Panels to be LTPO TFT, two stack tandem
Samsung Display will start mass production of OLED panels for use in iPads, TheElec has learned.
The South Korean display panel maker, the main supplier of OLED panels to Cupertino for iPhones, will start production for the 11-inch model of the popular tablet, sources said.
The panels are low-temperature polycrystalline oxide (LTPO) thin-film transistor (TFT) OLED panels, a technology reserved for premium products.
Samsung Display will start manufacturing the TFTs first.
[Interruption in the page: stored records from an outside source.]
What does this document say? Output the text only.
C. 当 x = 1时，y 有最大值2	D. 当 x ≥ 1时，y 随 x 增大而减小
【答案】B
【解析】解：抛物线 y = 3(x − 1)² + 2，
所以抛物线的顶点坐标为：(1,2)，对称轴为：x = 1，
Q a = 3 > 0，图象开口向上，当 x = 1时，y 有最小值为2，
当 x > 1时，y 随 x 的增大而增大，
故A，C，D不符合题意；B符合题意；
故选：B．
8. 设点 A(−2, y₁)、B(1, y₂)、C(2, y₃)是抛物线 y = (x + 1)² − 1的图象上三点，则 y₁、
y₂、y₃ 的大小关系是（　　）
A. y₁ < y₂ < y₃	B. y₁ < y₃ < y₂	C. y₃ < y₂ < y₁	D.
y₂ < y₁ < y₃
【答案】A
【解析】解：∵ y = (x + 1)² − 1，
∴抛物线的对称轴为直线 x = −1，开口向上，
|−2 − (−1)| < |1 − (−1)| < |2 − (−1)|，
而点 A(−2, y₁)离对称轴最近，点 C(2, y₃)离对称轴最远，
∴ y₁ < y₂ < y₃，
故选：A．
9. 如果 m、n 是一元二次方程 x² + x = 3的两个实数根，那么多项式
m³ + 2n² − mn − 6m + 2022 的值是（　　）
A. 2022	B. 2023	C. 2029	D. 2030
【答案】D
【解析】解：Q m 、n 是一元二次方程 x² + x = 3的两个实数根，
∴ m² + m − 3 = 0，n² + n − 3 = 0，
These components are used to turn on and off the pixels in OLED panels and are the first to be made during a panel’s production timeline.
Meanwhile, LG Display, which is a secondary supplier of OLED panels for iPhones, is already manufacturing the TFT for OLED panels it will supply to Apple for the 13-inch model of the tablet.
LG Display is also expected to start manufacturing panels for the 11-inch model sometime soon, the sources also said.
While Samsung Display also took part in the development of a 13-inch OLED panel with Apple, the company won’t be mass producing those yet. The reason for this is yet unclear.
While LG Display may seem to have an advantage at the moment, as these OLED panels are the first batch Apple will be using their yield rate is likely yet unstable.
This means Cupertino could ask Samsung Display to manufacture more if LG Display’s yield proves unsatisfactory, as it has done so in the past for iPhones.
While Samsung Display is ahead in experience for LTPO TFT OLED panels, LG Display is ahead in expertise for two stack tandem OLED panels, where the panel has two emission layers. Apple’s new iPads will adopt both technologies.
The cost of manufacturing the panels will also play a role. LG Display is manufacturing the iPad OLED panels using its factory E6-4, which is operating for the first time. This means higher cost.
Samsung Display will use its existing A3 line which has already depreciated in value which means it will cost less to manufacture the OLED panels compared to LG Display’s.
Sources said LG Display is attempting to manage costs by buying components that Apple has not told which vendor to use from Chinese companies, which offer them at more competitive prices than South Korean companies.
Meanwhile, Apple is expected to start mass production of its iPads in March for a launch in April.